Acthar (corticotropin) was the first medication approved by the Food and Drug Administration (FDA) in the United States for the treatment of sarcoidosis [22], [23]. The original sole mechanism of action was believed to be the stimulation of the adrenal gland to release glucocorticoids. However, recent studies have demonstrated that Acthar gel has direct anti-inflammatory activities and immunological effects through stimulating alternative melanocortinreceptors (MCRs) [24], [25], [26], Several reports demonstrate Acthar gel efficacy in treating multiple sclerosis and systemic lupus erythematosus [24], [27]. In addition, the drug has been reported beneficial in treating some cases of advanced sarcoidosis [28]. Levine et al. reported successful treatment of five patients with refractory dermatomyositis or polymyositis [29].

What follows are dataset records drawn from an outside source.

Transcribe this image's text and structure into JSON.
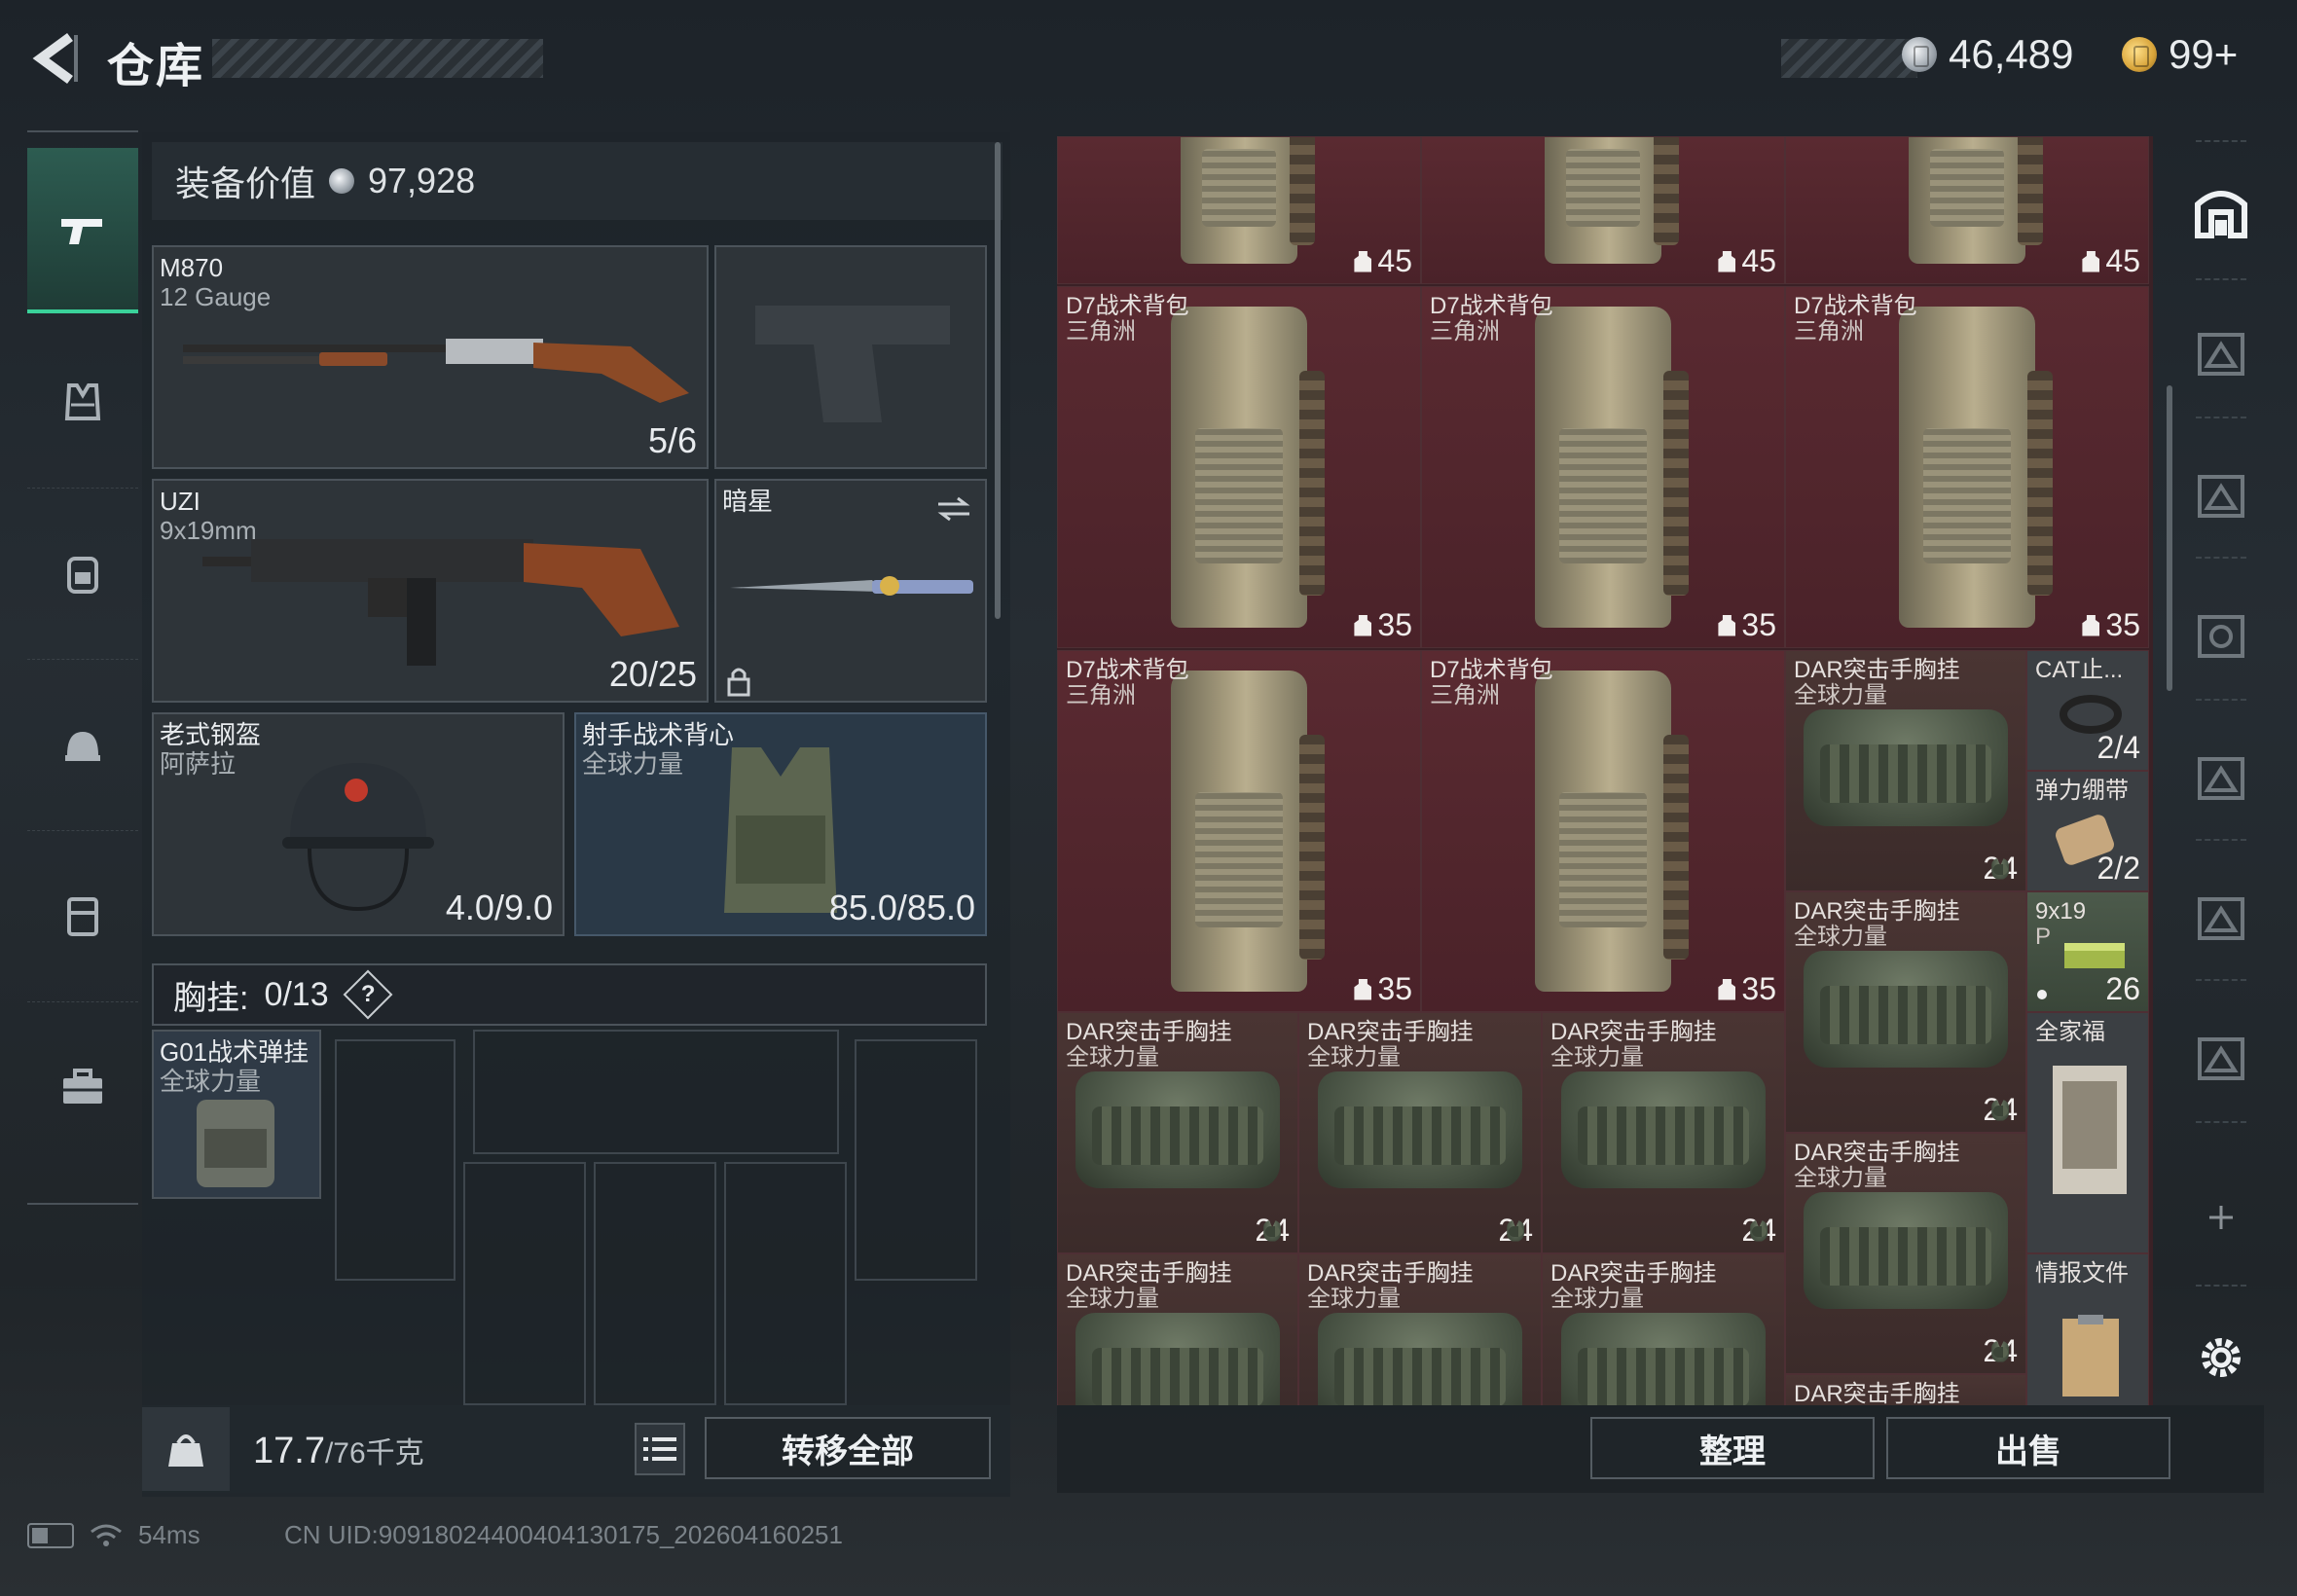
{
  "header": {
    "title": "仓库",
    "silver_amount": "46,489",
    "gold_amount": "99+"
  },
  "nav": {
    "items": [
      {
        "name": "weapons",
        "icon": "pistol-icon",
        "active": true
      },
      {
        "name": "armor",
        "icon": "vest-icon"
      },
      {
        "name": "backpack",
        "icon": "backpack-icon"
      },
      {
        "name": "helmet",
        "icon": "helmet-icon"
      },
      {
        "name": "chest-rig",
        "icon": "rig-icon"
      },
      {
        "name": "case",
        "icon": "briefcase-icon"
      }
    ]
  },
  "equipment": {
    "value_label": "装备价值",
    "value": "97,928",
    "primary": {
      "name": "M870",
      "sub": "12 Gauge",
      "count": "5/6"
    },
    "secondary": {
      "name": "UZI",
      "sub": "9x19mm",
      "count": "20/25"
    },
    "melee": {
      "name": "暗星"
    },
    "helmet": {
      "name": "老式钢盔",
      "sub": "阿萨拉",
      "count": "4.0/9.0"
    },
    "armor": {
      "name": "射手战术背心",
      "sub": "全球力量",
      "count": "85.0/85.0"
    },
    "chest": {
      "label": "胸挂:",
      "count": "0/13",
      "help": "?"
    },
    "chest_item": {
      "name": "G01战术弹挂",
      "sub": "全球力量"
    },
    "weight": {
      "current": "17.7",
      "max": "/76千克"
    },
    "transfer_all": "转移全部"
  },
  "stash": {
    "top_qty": [
      "45",
      "45",
      "45"
    ],
    "bags": [
      {
        "name": "D7战术背包",
        "sub": "三角洲",
        "qty": "35"
      },
      {
        "name": "D7战术背包",
        "sub": "三角洲",
        "qty": "35"
      },
      {
        "name": "D7战术背包",
        "sub": "三角洲",
        "qty": "35"
      },
      {
        "name": "D7战术背包",
        "sub": "三角洲",
        "qty": "35"
      },
      {
        "name": "D7战术背包",
        "sub": "三角洲",
        "qty": "35"
      }
    ],
    "rigs": [
      {
        "name": "DAR突击手胸挂",
        "sub": "全球力量",
        "qty": "24"
      },
      {
        "name": "DAR突击手胸挂",
        "sub": "全球力量",
        "qty": "24"
      },
      {
        "name": "DAR突击手胸挂",
        "sub": "全球力量",
        "qty": "24"
      },
      {
        "name": "DAR突击手胸挂",
        "sub": "全球力量",
        "qty": "24"
      },
      {
        "name": "DAR突击手胸挂",
        "sub": "全球力量",
        "qty": "24"
      },
      {
        "name": "DAR突击手胸挂",
        "sub": "全球力量",
        "qty": "24"
      },
      {
        "name": "DAR突击手胸挂",
        "sub": "全球力量"
      },
      {
        "name": "DAR突击手胸挂",
        "sub": "全球力量"
      },
      {
        "name": "DAR突击手胸挂",
        "sub": "全球力量"
      },
      {
        "name": "DAR突击手胸挂"
      }
    ],
    "small": [
      {
        "name": "CAT止...",
        "qty": "2/4"
      },
      {
        "name": "弹力绷带",
        "qty": "2/2"
      },
      {
        "name": "9x19",
        "sub": "P",
        "qty": "26"
      },
      {
        "name": "全家福"
      },
      {
        "name": "情报文件"
      }
    ],
    "sort_button": "整理",
    "sell_button": "出售"
  },
  "status": {
    "ping": "54ms",
    "uid": "CN UID:909180244004041​30175_202604160251"
  },
  "colors": {
    "accent_green": "#3ad29a",
    "stash_red": "#5a2a31",
    "stash_brown": "#4a3533"
  }
}
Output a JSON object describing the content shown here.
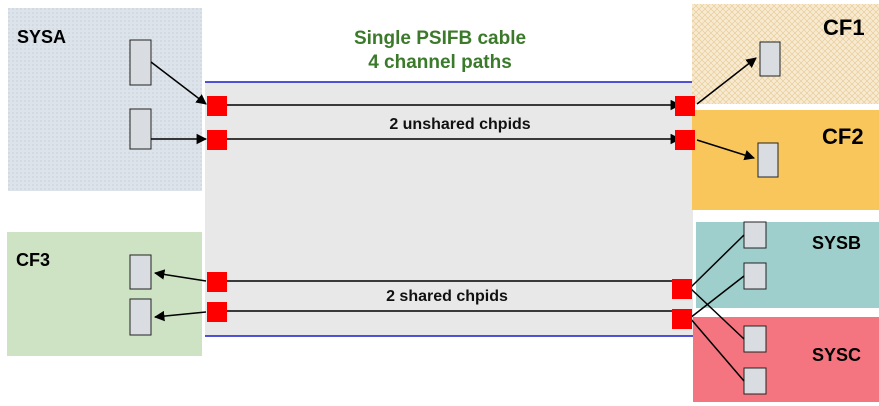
{
  "cable": {
    "title_line1": "Single PSIFB cable",
    "title_line2": "4 channel paths"
  },
  "links": {
    "unshared_label": "2 unshared chpids",
    "shared_label": "2 shared chpids"
  },
  "systems": {
    "sysa": "SYSA",
    "cf1": "CF1",
    "cf2": "CF2",
    "cf3": "CF3",
    "sysb": "SYSB",
    "sysc": "SYSC"
  },
  "colors": {
    "cable_fill": "#e8e8e8",
    "cable_border": "#1a1acc",
    "sysa_fill": "#dde3ea",
    "cf1_fill": "#f5e6c8",
    "cf2_fill": "#f9c65c",
    "cf3_fill": "#cde3c4",
    "sysb_fill": "#9fcfcc",
    "sysc_fill": "#f4757f",
    "port": "#ff0000",
    "title_text": "#3b7a2a"
  }
}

This is the first report of successful treatment with Acthar gel for both manifestations of sarcoidosis and infliximab-induced myositis. We observed resolution of the sarcoidosis skin lesions, including her lupus pernio. After nine months of Acthar gel use, improvement in myositis symptoms occurred including musculoskeletal aches and muscle strength along with near normalization of serum CPK and aldolase levels. When Acthar treatment was discontinued, both muscle symptoms and enzyme levels rebounded which responded to reinstitution of Acthar gel. During the nine months of treatment, the patient tolerated the drug well without any side effects, suggesting that this treatment regimen may be more tolerable than high-dose prednisone. The encouraging result from this case suggests that Acthar gel should be considered as a therapy option for sarcoidosis or infliximab induced autoimmune diseases.